Friday, February 22, 2008

Improving your Website

Inc. Magazine's website published a little slide show with 11 ways to improve a corporate website. Most of them are really platitudes, like making sure it's a high corporate priority, keeping it simple and that ensuring that the site ranks high on search engines. Gee. Thanks.

But two of them were good. Really good, actually.
The first - make small, frequent adjustments and measure the impact. For whatever reason, this one seems to be lost on a big chunk of companies. A good design is modular, and therefore changes can be isolated to specific areas.
The second - build and distribute a widget. While these can be a bit irksome to receive in a corporate email inbox, they can give a consumer-based site a real boost. They engage the user and often attract traffic immediately, even if only for a short time.

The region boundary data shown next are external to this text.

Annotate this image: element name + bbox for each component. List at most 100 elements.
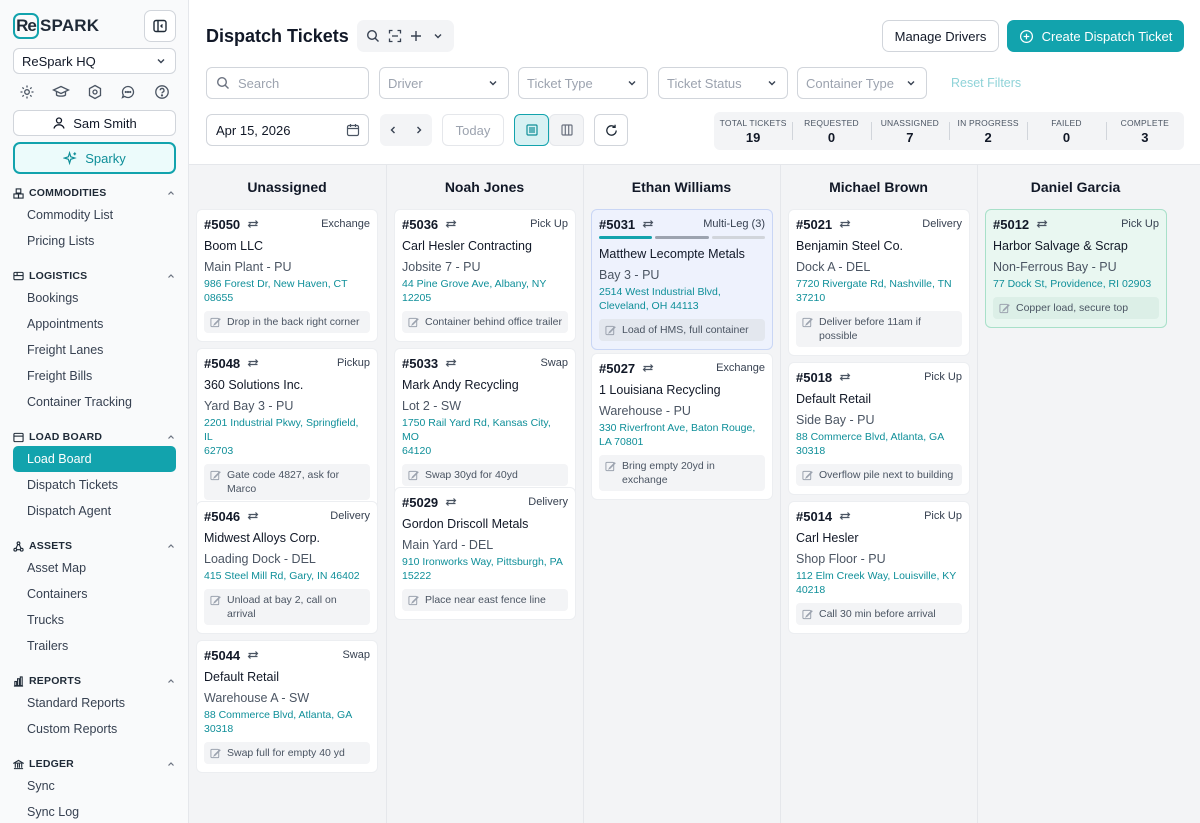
edit-note-icon <box>408 317 419 328</box>
dispatch-ticket-card[interactable]: #5036 Pick Up Carl Hesler Contracting Jo… <box>394 209 576 342</box>
card-header: #5050 Exchange <box>204 217 370 232</box>
site-address[interactable]: 986 Forest Dr, New Haven, CT 08655 <box>204 277 370 305</box>
nav-section-commodities[interactable]: COMMODITIES <box>13 184 176 202</box>
customer-name: Default Retail <box>796 392 872 406</box>
gear-icon[interactable] <box>18 81 36 103</box>
dispatch-ticket-card[interactable]: #5012 Pick Up Harbor Salvage & Scrap Non… <box>985 209 1167 328</box>
site-address[interactable]: 88 Commerce Blvd, Atlanta, GA 30318 <box>204 708 370 736</box>
nav-item-standard-reports[interactable]: Standard Reports <box>13 690 176 716</box>
next-day-button[interactable] <box>413 124 425 136</box>
nav-item-freight-bills[interactable]: Freight Bills <box>13 363 176 389</box>
dispatch-ticket-card[interactable]: #5046 Delivery Midwest Alloys Corp. Load… <box>196 501 378 634</box>
site-address[interactable]: 415 Steel Mill Rd, Gary, IN 46402 <box>204 569 370 583</box>
nav-item-sync-log[interactable]: Sync Log <box>13 799 176 823</box>
nav-item-load-board[interactable]: Load Board <box>13 446 176 472</box>
address-line: 30318 <box>796 445 826 457</box>
scan-icon[interactable] <box>386 27 404 45</box>
user-profile-button[interactable]: Sam Smith <box>13 110 176 136</box>
dispatch-ticket-card[interactable]: #5027 Exchange 1 Louisiana Recycling War… <box>591 353 773 500</box>
site-address[interactable]: 1750 Rail Yard Rd, Kansas City, MO 64120 <box>402 416 568 458</box>
address-line: 986 Forest Dr, New Haven, CT <box>204 278 348 290</box>
nav-section-reports[interactable]: REPORTS <box>13 672 176 690</box>
edit-note-icon <box>210 317 221 328</box>
site-address[interactable]: 2201 Industrial Pkwy, Springfield, IL 627… <box>204 416 370 458</box>
ticket-type-filter-select[interactable]: Ticket Type <box>518 67 648 99</box>
site-address[interactable]: 7720 Rivergate Rd, Nashville, TN 37210 <box>796 277 962 305</box>
organization-select[interactable]: ReSpark HQ <box>13 48 176 74</box>
nav-item-dispatch-tickets[interactable]: Dispatch Tickets <box>13 472 176 498</box>
dispatch-ticket-card[interactable]: #5033 Swap Mark Andy Recycling Lot 2 - S… <box>394 348 576 495</box>
nav-item-asset-map[interactable]: Asset Map <box>13 555 176 581</box>
manage-drivers-button[interactable]: Manage Drivers <box>882 20 999 52</box>
note-line: Marco <box>227 483 257 495</box>
nav-item-trucks[interactable]: Trucks <box>13 607 176 633</box>
nav-item-containers[interactable]: Containers <box>13 581 176 607</box>
nav-section-ledger[interactable]: LEDGER <box>13 755 176 773</box>
search-input[interactable]: Search <box>206 67 369 99</box>
nav-item-sync[interactable]: Sync <box>13 773 176 799</box>
main-navigation: COMMODITIES Commodity List Pricing Lists… <box>13 184 176 823</box>
logo[interactable]: Re SPARK <box>13 13 99 39</box>
dispatch-ticket-card[interactable]: #5048 Pickup 360 Solutions Inc. Yard Bay… <box>196 348 378 509</box>
site-address[interactable]: 2514 West Industrial Blvd, Cleveland, OH … <box>599 285 765 313</box>
nav-item-commodity-list[interactable]: Commodity List <box>13 202 176 228</box>
site-location: Lot 2 - SW <box>402 399 462 413</box>
ticket-type: Pick Up <box>924 510 962 522</box>
nav-section-title: COMMODITIES <box>29 187 107 199</box>
address-line: 88 Commerce Blvd, Atlanta, GA <box>204 709 353 721</box>
create-dispatch-ticket-button[interactable]: Create Dispatch Ticket <box>1007 20 1184 52</box>
site-address[interactable]: 88 Commerce Blvd, Atlanta, GA 30318 <box>796 430 962 458</box>
dispatch-ticket-card[interactable]: #5014 Pick Up Carl Hesler Shop Floor - P… <box>788 501 970 634</box>
chevron-down-icon[interactable] <box>429 27 447 45</box>
site-address[interactable]: 910 Ironworks Way, Pittsburgh, PA 15222 <box>402 555 568 583</box>
column-view-toggle[interactable] <box>549 114 584 146</box>
cubes-icon <box>13 187 24 199</box>
today-button[interactable]: Today <box>442 114 504 146</box>
dispatch-ticket-card[interactable]: #5031 Multi-Leg (3) Matthew Lecompte Met… <box>591 209 773 350</box>
refresh-button[interactable] <box>594 114 628 146</box>
collapse-sidebar-button[interactable] <box>144 10 176 42</box>
site-address[interactable]: 77 Dock St, Providence, RI 02903 <box>993 277 1159 291</box>
site-address[interactable]: 44 Pine Grove Ave, Albany, NY 12205 <box>402 277 568 305</box>
help-icon[interactable] <box>153 81 171 103</box>
nav-item-pricing-lists[interactable]: Pricing Lists <box>13 228 176 254</box>
nav-section-assets[interactable]: ASSETS <box>13 537 176 555</box>
site-address[interactable]: 330 Riverfront Ave, Baton Rouge, LA 70801 <box>599 421 765 449</box>
driver-filter-select[interactable]: Driver <box>379 67 509 99</box>
nav-item-dispatch-agent[interactable]: Dispatch Agent <box>13 498 176 524</box>
search-icon[interactable] <box>364 27 382 45</box>
plus-icon[interactable] <box>407 27 425 45</box>
nav-section-title: REPORTS <box>29 675 82 687</box>
note-line: Deliver before 11am if <box>819 316 921 328</box>
ticket-status-filter-select[interactable]: Ticket Status <box>658 67 788 99</box>
column-title: Ethan Williams <box>631 179 732 195</box>
nav-item-custom-reports[interactable]: Custom Reports <box>13 716 176 742</box>
nav-item-freight-lanes[interactable]: Freight Lanes <box>13 337 176 363</box>
dispatch-ticket-card[interactable]: #5050 Exchange Boom LLC Main Plant - PU … <box>196 209 378 342</box>
sidebar: Re SPARK ReSpark HQ Sam Smith Sparky COM… <box>0 0 189 823</box>
ticket-type: Pick Up <box>530 218 568 230</box>
date-picker[interactable]: Apr 15, 2026 <box>206 114 369 146</box>
nav-item-trailers[interactable]: Trailers <box>13 633 176 659</box>
previous-day-button[interactable] <box>387 124 399 136</box>
nav-section-load-board[interactable]: LOAD BOARD <box>13 428 176 446</box>
graduation-cap-icon[interactable] <box>51 81 70 103</box>
dispatch-ticket-card[interactable]: #5044 Swap Default Retail Warehouse A - … <box>196 640 378 773</box>
site-address[interactable]: 112 Elm Creek Way, Louisville, KY 40218 <box>796 569 962 597</box>
chat-icon[interactable] <box>119 81 137 103</box>
dispatch-ticket-card[interactable]: #5029 Delivery Gordon Driscoll Metals Ma… <box>394 487 576 620</box>
nav-item-bookings[interactable]: Bookings <box>13 285 176 311</box>
reset-filters-link[interactable]: Reset Filters <box>951 76 1021 90</box>
shield-icon[interactable] <box>86 81 104 103</box>
sparky-assistant-button[interactable]: Sparky <box>13 142 176 174</box>
customer-name: 360 Solutions Inc. <box>204 378 304 392</box>
nav-section-logistics[interactable]: LOGISTICS <box>13 267 176 285</box>
nav-item-container-tracking[interactable]: Container Tracking <box>13 389 176 415</box>
dispatch-ticket-card[interactable]: #5018 Pick Up Default Retail Side Bay - … <box>788 362 970 495</box>
card-id-group: #5014 <box>796 509 852 524</box>
ticket-type: Pick Up <box>1121 218 1159 230</box>
container-type-filter-select[interactable]: Container Type <box>797 67 927 99</box>
list-view-toggle[interactable] <box>514 114 549 146</box>
nav-item-appointments[interactable]: Appointments <box>13 311 176 337</box>
dispatch-ticket-card[interactable]: #5021 Delivery Benjamin Steel Co. Dock A… <box>788 209 970 356</box>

It's a nice way to get people to come back to your site.

The big one that is missing is so often missed by technology-oriented website recommendations that it frustrates me to no end. And that is to know your objective. Now that might sound every bit as trite as "keep it simple." But if it was so well-known, how come it's so commonly overlooked?

The way that I frame it for clients is this: What do you want someone to do when they come to your site? Make a purchase? Make a phone call? Leave a comment? Once you decide that, then you can actually measure the effectiveness of your site. And you can see what those small adjustments are doing for you.

And you might actually increase revenue.